Words to live by---

These 3 things remain true to the "Journey of Autism". Anyone or everyone can advise you;

ULTIMATELY you MUST go with what you feel is right. "GO WITH YOUR GUT."

Once you have arrived at this decision; "NEVER GIVE UP"!

LASTLY "Ya Gotta do, what Ya Gotta do!"



Sunday, March 15, 2009

The Rollercoaster!

To say that this journey has its ups and downs is a full blown Lie---It is the biggest hair-raising "E" ticket ride you can imagine. Never mind that you go through so many episodes of discovery and experimentation but the emotions and feelings are sometimes so overwhelming that you will never be convinced that ANYONE could ever feel the same way!
I am not trying to say that others do not go through their own troubles and problems. I am only saying that this disorder is so "ever-present" that often it becomes exhausting trying to keep up with it! And I do mean "IT"!

AS you can probably tell, I am at a point where I am really worn down and the crappy thing is I cannot even pin point exactly what is getting to me .That is pretty bad.

When you are a caregiver of anyone who needs help whether it is aged,recuperating or disabled there are always moments when you wonder if you will ever get passed the moment you are in that is giving you so much angst.It usually does pass and a day goes by and you are over it--either a good sleep or some respite or just something good happens with the person you are caring for and that is all you need. The frustration or emotion becomes history--Tommorrow is another day!

BUT occasionally you hit a point in the road and for some reason you just cannot shake it off----I think it comes when someone asks you whats wrong or how can I help and you have no reply. Its like being lost in your own thoughts and not having the ability to explain what is troubling you.

Perhaps in my personal case it may just be the longevity of the journey. I know full well this will be my path for the rest of my life. I have no reservations about that and I truly hope that God will be kind enough to keep me here long enough to get much much more done.Upon that statement it could be melancholy.I know one thing that as long as i tread this earth I will forever be advocating and pursuing opportunities for Dakota. Sometimes it feels like you are the Autistic one, banging your head against the wall, trying to convince others how and why your child deserves so much more than society or the community wants to offer.That in and of itself is enough to warrant these emotions.
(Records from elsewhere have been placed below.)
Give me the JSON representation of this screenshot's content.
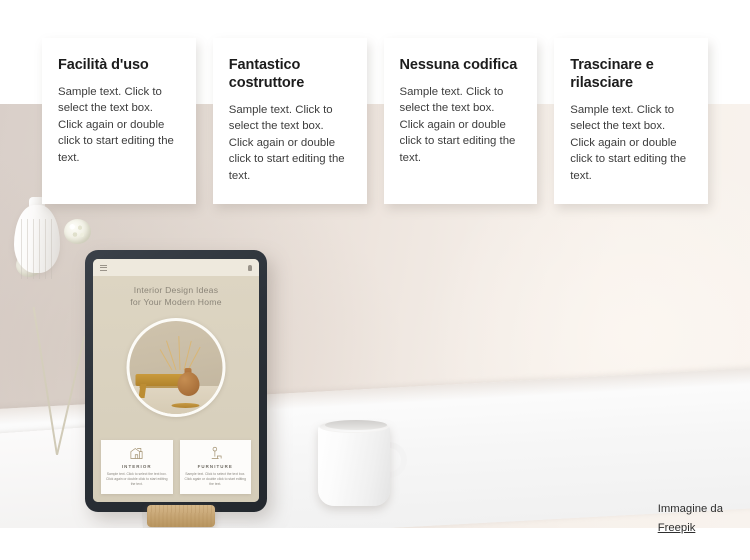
{
  "feature_cards": [
    {
      "title": "Facilità d'uso",
      "text": "Sample text. Click to select the text box. Click again or double click to start editing the text."
    },
    {
      "title": "Fantastico costruttore",
      "text": "Sample text. Click to select the text box. Click again or double click to start editing the text."
    },
    {
      "title": "Nessuna codifica",
      "text": "Sample text. Click to select the text box. Click again or double click to start editing the text."
    },
    {
      "title": "Trascinare e rilasciare",
      "text": "Sample text. Click to select the text box. Click again or double click to start editing the text."
    }
  ],
  "tablet": {
    "menu_icon": "hamburger-icon",
    "bell_icon": "bell-icon",
    "headline_line1": "Interior Design Ideas",
    "headline_line2": "for Your Modern Home",
    "cards": [
      {
        "icon": "house-interior-icon",
        "title": "INTERIOR",
        "text": "Sample text. Click to select the text box. Click again or double click to start editing the text."
      },
      {
        "icon": "lamp-furniture-icon",
        "title": "FURNITURE",
        "text": "Sample text. Click to select the text box. Click again or double click to start editing the text."
      }
    ]
  },
  "credit": {
    "prefix": "Immagine da",
    "link": "Freepik"
  },
  "colors": {
    "card_background": "#ffffff",
    "wall_left": "#d9cfc9",
    "wall_right": "#f8f3ee",
    "desk": "#fbfbfb",
    "tablet_frame": "#2b3138",
    "tablet_screen": "#d9d1be",
    "title_text": "#1c1c1c",
    "body_text": "#3d3d3d"
  }
}
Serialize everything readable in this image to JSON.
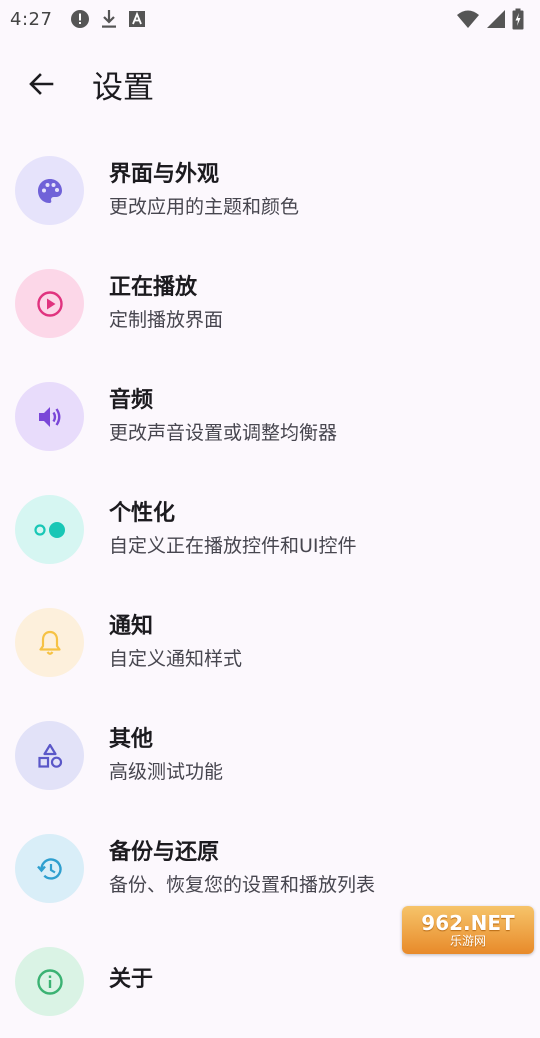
{
  "status_bar": {
    "time": "4:27",
    "left_icons": [
      "alert-circle-icon",
      "download-icon",
      "font-a-icon"
    ],
    "right_icons": [
      "wifi-icon",
      "cell-signal-icon",
      "battery-charging-icon"
    ]
  },
  "app_bar": {
    "back_icon": "arrow-back-icon",
    "title": "设置"
  },
  "settings": [
    {
      "title": "界面与外观",
      "subtitle": "更改应用的主题和颜色",
      "icon": "palette-icon",
      "icon_color": "#7062d8",
      "bg_color": "#e6e3fb"
    },
    {
      "title": "正在播放",
      "subtitle": "定制播放界面",
      "icon": "play-circle-icon",
      "icon_color": "#e0337f",
      "bg_color": "#fcd7e8"
    },
    {
      "title": "音频",
      "subtitle": "更改声音设置或调整均衡器",
      "icon": "volume-icon",
      "icon_color": "#7a46d8",
      "bg_color": "#e8dcfb"
    },
    {
      "title": "个性化",
      "subtitle": "自定义正在播放控件和UI控件",
      "icon": "toggle-dots-icon",
      "icon_color": "#19c7b6",
      "bg_color": "#d6f6f2"
    },
    {
      "title": "通知",
      "subtitle": "自定义通知样式",
      "icon": "bell-icon",
      "icon_color": "#f6c244",
      "bg_color": "#fdf0dc"
    },
    {
      "title": "其他",
      "subtitle": "高级测试功能",
      "icon": "shapes-icon",
      "icon_color": "#5a57c8",
      "bg_color": "#e2e2f8"
    },
    {
      "title": "备份与还原",
      "subtitle": "备份、恢复您的设置和播放列表",
      "icon": "restore-icon",
      "icon_color": "#2f9fcf",
      "bg_color": "#d9eef8"
    },
    {
      "title": "关于",
      "subtitle": "",
      "icon": "info-icon",
      "icon_color": "#3bb273",
      "bg_color": "#daf3e5"
    }
  ],
  "watermark": {
    "top": "962.NET",
    "bottom": "乐游网"
  }
}
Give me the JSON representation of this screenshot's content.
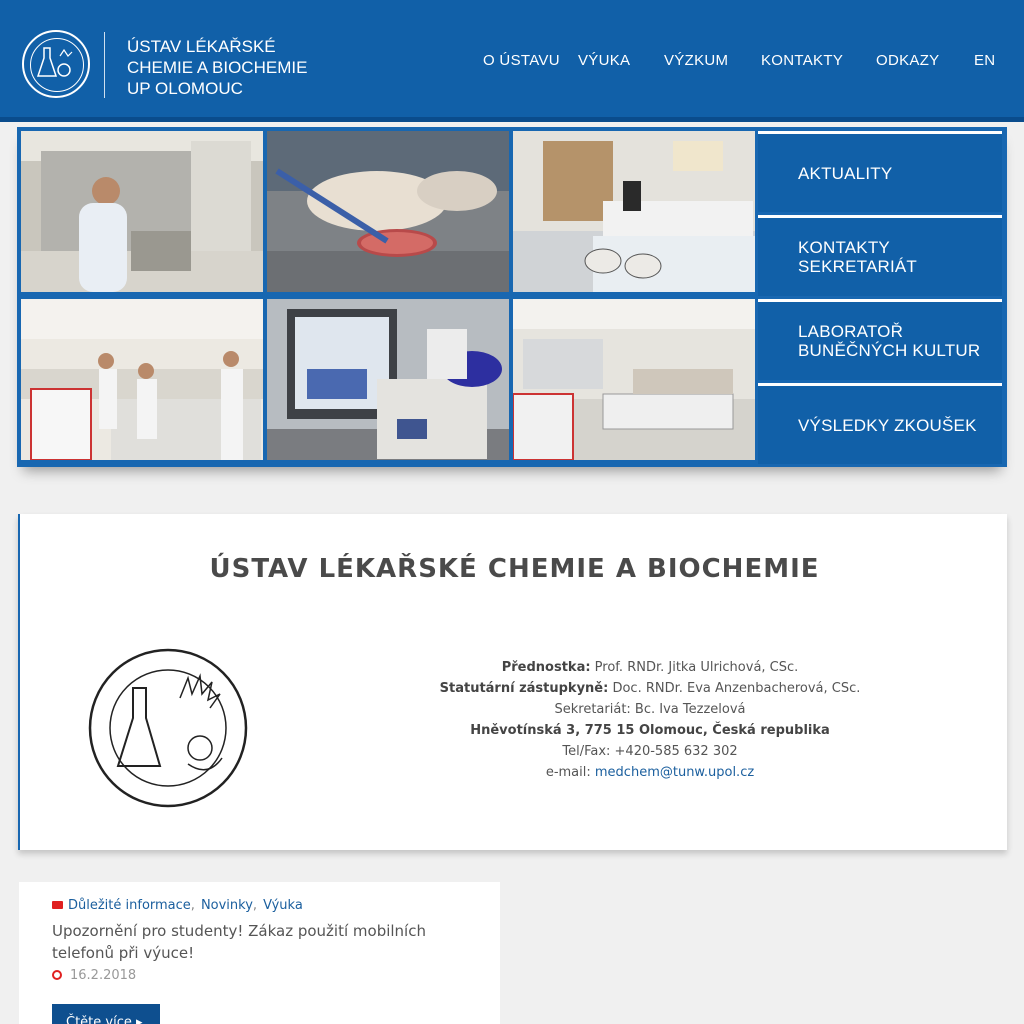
{
  "header": {
    "title_lines": [
      "ÚSTAV LÉKAŘSKÉ",
      "CHEMIE A BIOCHEMIE",
      "UP OLOMOUC"
    ],
    "nav": [
      "O ÚSTAVU",
      "VÝUKA",
      "VÝZKUM",
      "KONTAKTY",
      "ODKAZY",
      "EN"
    ]
  },
  "hero": {
    "side_menu": [
      [
        "AKTUALITY"
      ],
      [
        "KONTAKTY",
        "SEKRETARIÁT"
      ],
      [
        "LABORATOŘ",
        "BUNĚČNÝCH KULTUR"
      ],
      [
        "VÝSLEDKY ZKOUŠEK"
      ]
    ]
  },
  "info": {
    "title": "ÚSTAV LÉKAŘSKÉ CHEMIE A BIOCHEMIE",
    "head_label": "Přednostka:",
    "head_value": " Prof. RNDr. Jitka Ulrichová, CSc.",
    "deputy_label": "Statutární zástupkyně:",
    "deputy_value": " Doc. RNDr. Eva Anzenbacherová, CSc.",
    "secretary": "Sekretariát: Bc. Iva Tezzelová",
    "address": "Hněvotínská 3, 775 15 Olomouc, Česká republika",
    "phone": "Tel/Fax: +420-585 632 302",
    "email_label": "e-mail: ",
    "email": "medchem@tunw.upol.cz"
  },
  "news": {
    "categories": [
      "Důležité informace",
      "Novinky",
      "Výuka"
    ],
    "title": "Upozornění pro studenty! Zákaz použití mobilních telefonů při výuce!",
    "date": "16.2.2018",
    "read_more": "Čtěte více"
  },
  "colors": {
    "brand_blue": "#1160a8",
    "accent_red": "#e02020",
    "link": "#1b5f9e"
  }
}
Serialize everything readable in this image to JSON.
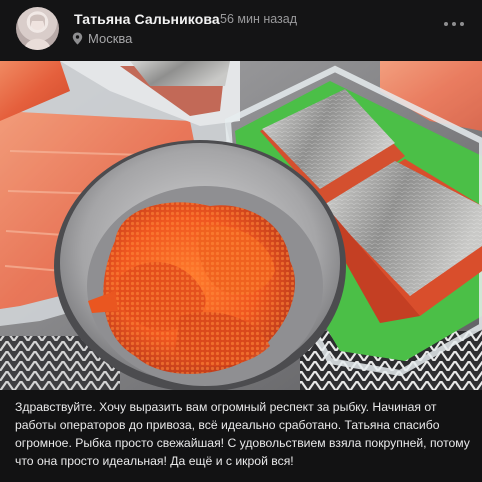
{
  "post": {
    "author": "Татьяна Сальникова",
    "time": "56 мин назад",
    "location": "Москва",
    "caption": "Здравствуйте. Хочу выразить вам огромный респект за рыбку. Начиная от работы операторов до привоза, всё идеально сработано. Татьяна спасибо огромное. Рыбка просто свежайшая! С удовольствием взяла покрупней, потому что она просто идеальная! Да ещё и с икрой вся!"
  },
  "icons": {
    "location": "location-pin-icon",
    "more": "more-horizontal-icon"
  },
  "colors": {
    "background": "#121213",
    "text_primary": "#f2f2f2",
    "text_secondary": "#9a9a9c"
  }
}
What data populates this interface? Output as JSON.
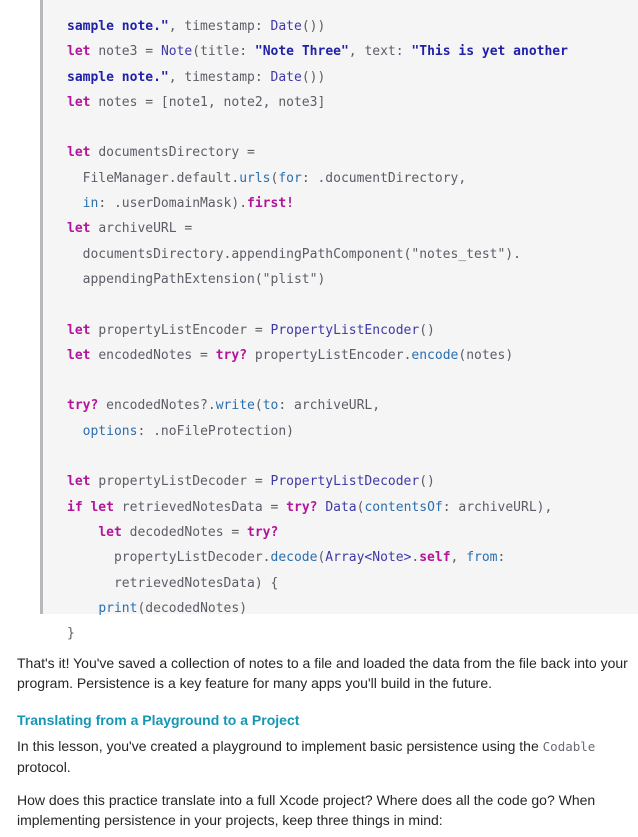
{
  "code": {
    "lines": [
      [
        {
          "t": "sample note.\"",
          "c": "s"
        },
        {
          "t": ", timestamp: ",
          "c": "p"
        },
        {
          "t": "Date",
          "c": "t"
        },
        {
          "t": "())",
          "c": "p"
        }
      ],
      [
        {
          "t": "let ",
          "c": "k"
        },
        {
          "t": "note3 = ",
          "c": "p"
        },
        {
          "t": "Note",
          "c": "t"
        },
        {
          "t": "(title: ",
          "c": "p"
        },
        {
          "t": "\"Note Three\"",
          "c": "s"
        },
        {
          "t": ", text: ",
          "c": "p"
        },
        {
          "t": "\"This is yet another",
          "c": "s"
        }
      ],
      [
        {
          "t": "sample note.\"",
          "c": "s"
        },
        {
          "t": ", timestamp: ",
          "c": "p"
        },
        {
          "t": "Date",
          "c": "t"
        },
        {
          "t": "())",
          "c": "p"
        }
      ],
      [
        {
          "t": "let ",
          "c": "k"
        },
        {
          "t": "notes = [note1, note2, note3]",
          "c": "p"
        }
      ],
      [],
      [
        {
          "t": "let ",
          "c": "k"
        },
        {
          "t": "documentsDirectory =",
          "c": "p"
        }
      ],
      [
        {
          "t": "  FileManager.default.",
          "c": "p"
        },
        {
          "t": "urls",
          "c": "f"
        },
        {
          "t": "(",
          "c": "p"
        },
        {
          "t": "for",
          "c": "f"
        },
        {
          "t": ": .documentDirectory,",
          "c": "p"
        }
      ],
      [
        {
          "t": "  ",
          "c": "p"
        },
        {
          "t": "in",
          "c": "f"
        },
        {
          "t": ": .userDomainMask).",
          "c": "p"
        },
        {
          "t": "first!",
          "c": "k"
        }
      ],
      [
        {
          "t": "let ",
          "c": "k"
        },
        {
          "t": "archiveURL =",
          "c": "p"
        }
      ],
      [
        {
          "t": "  documentsDirectory.appendingPathComponent(\"notes_test\").",
          "c": "p"
        }
      ],
      [
        {
          "t": "  appendingPathExtension(\"plist\")",
          "c": "p"
        }
      ],
      [],
      [
        {
          "t": "let ",
          "c": "k"
        },
        {
          "t": "propertyListEncoder = ",
          "c": "p"
        },
        {
          "t": "PropertyListEncoder",
          "c": "t"
        },
        {
          "t": "()",
          "c": "p"
        }
      ],
      [
        {
          "t": "let ",
          "c": "k"
        },
        {
          "t": "encodedNotes = ",
          "c": "p"
        },
        {
          "t": "try?",
          "c": "k"
        },
        {
          "t": " propertyListEncoder.",
          "c": "p"
        },
        {
          "t": "encode",
          "c": "f"
        },
        {
          "t": "(notes)",
          "c": "p"
        }
      ],
      [],
      [
        {
          "t": "try?",
          "c": "k"
        },
        {
          "t": " encodedNotes?.",
          "c": "p"
        },
        {
          "t": "write",
          "c": "f"
        },
        {
          "t": "(",
          "c": "p"
        },
        {
          "t": "to",
          "c": "f"
        },
        {
          "t": ": archiveURL,",
          "c": "p"
        }
      ],
      [
        {
          "t": "  ",
          "c": "p"
        },
        {
          "t": "options",
          "c": "f"
        },
        {
          "t": ": .noFileProtection)",
          "c": "p"
        }
      ],
      [],
      [
        {
          "t": "let ",
          "c": "k"
        },
        {
          "t": "propertyListDecoder = ",
          "c": "p"
        },
        {
          "t": "PropertyListDecoder",
          "c": "t"
        },
        {
          "t": "()",
          "c": "p"
        }
      ],
      [
        {
          "t": "if let ",
          "c": "k"
        },
        {
          "t": "retrievedNotesData = ",
          "c": "p"
        },
        {
          "t": "try? ",
          "c": "k"
        },
        {
          "t": "Data",
          "c": "t"
        },
        {
          "t": "(",
          "c": "p"
        },
        {
          "t": "contentsOf",
          "c": "f"
        },
        {
          "t": ": archiveURL),",
          "c": "p"
        }
      ],
      [
        {
          "t": "    ",
          "c": "p"
        },
        {
          "t": "let ",
          "c": "k"
        },
        {
          "t": "decodedNotes = ",
          "c": "p"
        },
        {
          "t": "try?",
          "c": "k"
        }
      ],
      [
        {
          "t": "      propertyListDecoder.",
          "c": "p"
        },
        {
          "t": "decode",
          "c": "f"
        },
        {
          "t": "(",
          "c": "p"
        },
        {
          "t": "Array<Note>",
          "c": "t"
        },
        {
          "t": ".",
          "c": "p"
        },
        {
          "t": "self",
          "c": "k"
        },
        {
          "t": ", ",
          "c": "p"
        },
        {
          "t": "from",
          "c": "f"
        },
        {
          "t": ":",
          "c": "p"
        }
      ],
      [
        {
          "t": "      retrievedNotesData) {",
          "c": "p"
        }
      ],
      [
        {
          "t": "    ",
          "c": "p"
        },
        {
          "t": "print",
          "c": "f"
        },
        {
          "t": "(decodedNotes)",
          "c": "p"
        }
      ],
      [
        {
          "t": "}",
          "c": "p"
        }
      ]
    ]
  },
  "paragraph1": "That's it! You've saved a collection of notes to a file and loaded the data from the file back into your program. Persistence is a key feature for many apps you'll build in the future.",
  "heading": "Translating from a Playground to a Project",
  "paragraph2": {
    "before": "In this lesson, you've created a playground to implement basic persistence using the ",
    "code": "Codable",
    "after": " protocol."
  },
  "paragraph3": "How does this practice translate into a full Xcode project? Where does all the code go? When implementing persistence in your projects, keep three things in mind:"
}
I cannot tell you how many times I have read web postings from other caregivers about the emotions and the feelings that overwhelm all us at some point.I truly believe that although there is an innate responsibility to care for something you brought into this world there is even more frustration when you cannot get another humane being who is supposed to be helping you or supporting you and your child to understand how they are so blind or detached or stupid{for lack or a better word} about what they are convinced is a good thing when it is so so WRONG. And then they have the audacity to make you feel like you are asking to much of society ----What ??? to accept my child, another human being as an equal part of the community.

It wears on you and it tears you up and you want to just scream don't you get it??? And then the most horrific thought crosses your mind-- what is going to happen when I am no longer here to make sure these idiots don't do these crappy things??? I do not like the answer-- He will be lost in the crowd . Decisions will be made that demean and reduce him as a person and I hate thinking these things-BUT I CANNOT HELP IT1

Please someone tell someone else and have that someone else tell another person--we have to make it right for every one and these kids do not have the ability to stick up for themselves.Whats even more gut wrenching is that when these kids do try to tell us or anyone that something is not right they us a behavior that is not accepted or understood by even the best of us who live with Autism so they are then punished even more because no one takes the time to realize that they are using what voice they have which is usually a behavior that needs de-coding. No; people shut down and only see the actions; judge and react to the inappropriate-ness.

Oh how I convince myself more and more it is a lost cause and this all falls on deaf ears-- I can only hope that somehow this cyber babble will eventually help others to further understand and appreciate our kids.

Is it any wonder I am in a funk that I cannot define? Oh there are days and they pass but its like anything else you just put one foot in front of the other and take it day by day. When you get like this;one can only hope that after you lay your head down for the night that when the next day comes it is better.If its not the next day then it will be the day after that!

My quest continues and I work thru these funky feelings by venting on this damn machine -- I guess my therapy is the hope that someone else may benefit from my drivel. Tommorrow is a clean slate and perhaps I will be closer to figuring out whats next?